Castellio est une association historique créée en 1986. Elle a pour objectif de mieux connaître, de mettre en valeur et de faire partager l’histoire de la Ville. Les missions que se sont fixées ses membres portent sur la recherche, la sauvegarde, la valorisation du patrimoine en matière de préhistoire, d’histoire, d’archéologie et des richesses culturelles et naturelles de Châtillon-sur-Loire et de ses environs.

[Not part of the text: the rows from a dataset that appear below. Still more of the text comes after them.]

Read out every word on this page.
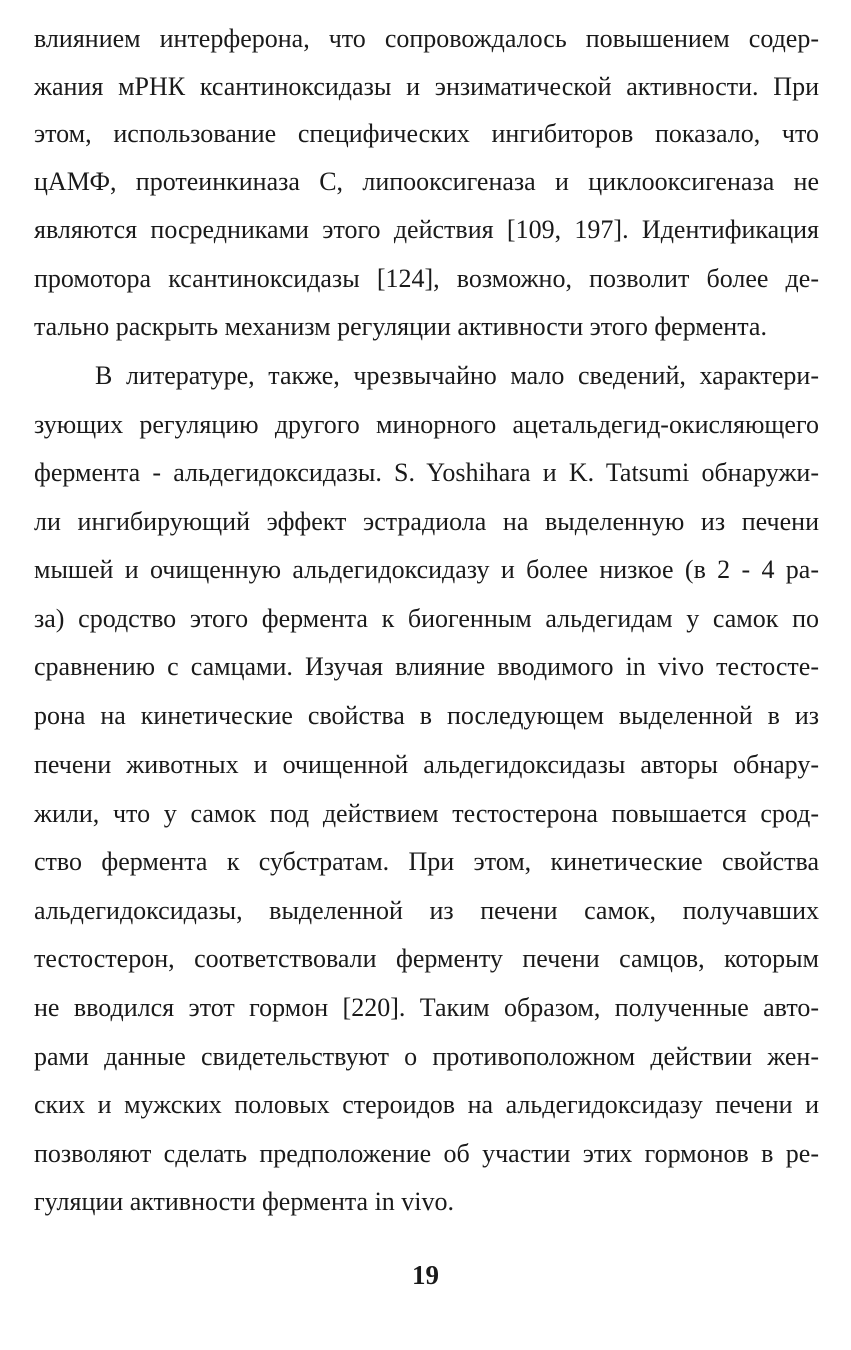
влиянием интерферона, что сопровождалось повышением содер-
жания мРНК ксантиноксидазы и энзиматической активности. При
этом, использование специфических ингибиторов показало, что
цАМФ, протеинкиназа С, липооксигеназа и циклооксигеназа не
являются посредниками этого действия [109, 197]. Идентификация
промотора ксантиноксидазы [124], возможно, позволит более де-
тально раскрыть механизм регуляции активности этого фермента.
В литературе, также, чрезвычайно мало сведений, характери-
зующих регуляцию другого минорного ацетальдегид-окисляющего
фермента - альдегидоксидазы. S. Yoshihara и K. Tatsumi обнаружи-
ли ингибирующий эффект эстрадиола на выделенную из печени
мышей и очищенную альдегидоксидазу и более низкое (в 2 - 4 ра-
за) сродство этого фермента к биогенным альдегидам у самок по
сравнению с самцами. Изучая влияние вводимого in vivo тестосте-
рона на кинетические свойства в последующем выделенной в из
печени животных и очищенной альдегидоксидазы авторы обнару-
жили, что у самок под действием тестостерона повышается срод-
ство фермента к субстратам. При этом, кинетические свойства
альдегидоксидазы, выделенной из печени самок, получавших
тестостерон, соответствовали ферменту печени самцов, которым
не вводился этот гормон [220]. Таким образом, полученные авто-
рами данные свидетельствуют о противоположном действии жен-
ских и мужских половых стероидов на альдегидоксидазу печени и
позволяют сделать предположение об участии этих гормонов в ре-
гуляции активности фермента in vivo.
19
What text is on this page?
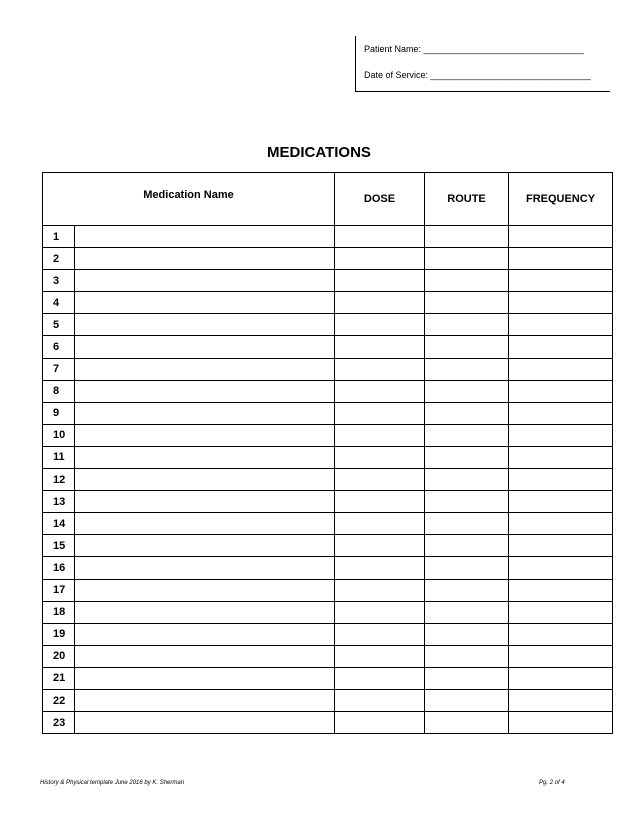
Patient Name: ________________________________
Date of Service: ________________________________
MEDICATIONS
Medication Name		DOSE	ROUTE	FREQUENCY
1				
2				
3				
4				
5				
6				
7				
8				
9				
10				
11				
12				
13				
14				
15				
16				
17				
18				
19				
20				
21				
22				
23				
History & Physical template June 2016 by K. Sherman	Pg. 2 of 4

Le nom de l’Association est emprunté à l’appellation ancienne de Châtillon-sur-Loire, “Castellio Supra Ligerim”. Castellio partage le fruit de ses travaux à travers des conférences, des expositions, des publications et des visites. Castellio a conçu et réalisé une salle municipale consacrée à l’histoire de Châtillon-sur-Loire et une série de plaques installées sur les bâtiments et en des lieux, existants ou disparus, qui témoignent de l’histoire de la Ville.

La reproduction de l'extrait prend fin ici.